Мама часто уходила. За молоком ей приходилось идти полчаса, к мяснику – три четверти часа, а к булочнику – больше часа. Она приносила от них четверть литра молока, сто граммов серой липкой колбасы и половинку рыхлой серо-желтой булки. Разрезать хлеб было невозможно, он только ломался. Колбаса отдавала мукой, прогорклым салом и противно воняла. Молоко было нежно-голубым и прозрачным.

Раза два мама ходила пешком в город. Там она бегала с нашей справкой в поисках нижнего белья и башмаков, но нигде их не находила. А с одеждой у нас было плохо. В доме мы нашли покрывала и разные полотенца, но ни единой рубашки и ни одной пары штанов. Даже зубных щеток не было и мыла. Ну и, конечно, платьев и башмаков тоже. Но самое главное – отцу нужны были брюки, рубашка и куртка. Не мог же он встречать русских в немецкой форме!

– Мужских брюк, – сказала мама, – я насобираю хоть дюжину.

Она рассказала нам, как ей было грустно и больно, когда тетя Герми вытащила из шкафа штаны и куртки дяди Тони, и как она плакала: «Возьми, возьми! Нам больше не понадобится. Мертвого не оденешь в модный костюм!»

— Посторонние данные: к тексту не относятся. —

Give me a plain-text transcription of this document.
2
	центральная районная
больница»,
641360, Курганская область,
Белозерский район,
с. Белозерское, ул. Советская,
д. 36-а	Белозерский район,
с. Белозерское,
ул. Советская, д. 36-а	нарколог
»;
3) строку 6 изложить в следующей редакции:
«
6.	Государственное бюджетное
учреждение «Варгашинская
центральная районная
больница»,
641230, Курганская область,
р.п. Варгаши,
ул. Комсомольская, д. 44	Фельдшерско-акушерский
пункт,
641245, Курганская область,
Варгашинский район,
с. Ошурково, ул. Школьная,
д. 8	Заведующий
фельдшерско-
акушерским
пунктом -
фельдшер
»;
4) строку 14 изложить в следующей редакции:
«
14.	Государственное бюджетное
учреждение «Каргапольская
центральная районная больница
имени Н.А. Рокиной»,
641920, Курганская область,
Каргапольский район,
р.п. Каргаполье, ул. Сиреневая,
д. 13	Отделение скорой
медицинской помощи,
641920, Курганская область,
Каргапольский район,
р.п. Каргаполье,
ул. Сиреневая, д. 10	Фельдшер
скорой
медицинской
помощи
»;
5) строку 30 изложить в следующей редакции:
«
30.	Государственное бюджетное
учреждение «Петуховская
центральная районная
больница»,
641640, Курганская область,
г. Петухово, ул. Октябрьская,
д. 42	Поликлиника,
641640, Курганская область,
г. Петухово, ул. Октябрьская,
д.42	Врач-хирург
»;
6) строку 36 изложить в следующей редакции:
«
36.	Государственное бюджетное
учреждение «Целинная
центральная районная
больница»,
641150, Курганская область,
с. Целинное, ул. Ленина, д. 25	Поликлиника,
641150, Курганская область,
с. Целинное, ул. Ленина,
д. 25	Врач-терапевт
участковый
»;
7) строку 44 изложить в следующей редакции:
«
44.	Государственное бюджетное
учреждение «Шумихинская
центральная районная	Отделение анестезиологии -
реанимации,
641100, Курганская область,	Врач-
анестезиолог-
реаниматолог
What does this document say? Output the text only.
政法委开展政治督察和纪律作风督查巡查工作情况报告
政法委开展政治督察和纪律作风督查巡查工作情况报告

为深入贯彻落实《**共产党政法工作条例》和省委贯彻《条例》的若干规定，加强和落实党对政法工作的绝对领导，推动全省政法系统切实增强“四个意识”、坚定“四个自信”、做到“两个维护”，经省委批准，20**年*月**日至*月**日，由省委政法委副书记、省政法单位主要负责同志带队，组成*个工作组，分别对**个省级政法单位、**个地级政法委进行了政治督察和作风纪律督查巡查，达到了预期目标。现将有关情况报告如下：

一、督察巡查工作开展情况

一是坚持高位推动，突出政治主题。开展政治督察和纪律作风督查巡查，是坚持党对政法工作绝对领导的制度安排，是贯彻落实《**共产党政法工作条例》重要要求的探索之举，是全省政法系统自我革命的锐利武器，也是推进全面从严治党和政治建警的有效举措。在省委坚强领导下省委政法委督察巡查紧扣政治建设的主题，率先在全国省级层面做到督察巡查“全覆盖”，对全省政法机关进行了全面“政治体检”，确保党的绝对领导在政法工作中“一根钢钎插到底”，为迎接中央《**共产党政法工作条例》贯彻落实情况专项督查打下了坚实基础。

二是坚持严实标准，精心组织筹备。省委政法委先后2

Мама не взяла брюки дяди Тони, потому что тот был маленьким и толстым. Отцу бы они не подошли. У соседки тети Герми муж тоже погиб. Тот был высоким и тощим. У нее-то мама и взяла брюки для отца.

Мне мама принесла чудесные кожаные туфельки, красные, с белыми шнурками. Жаль только маленькие. Но папа прорезал спереди дырки, и я высунула пальцы наружу. Еще мне досталось платье, правда, длинное и широкое, с ужасными розами. Я отказывалась его надевать, но меня засунули в него силой. Сестра смеялась: «Оно как стеганое одеяло!»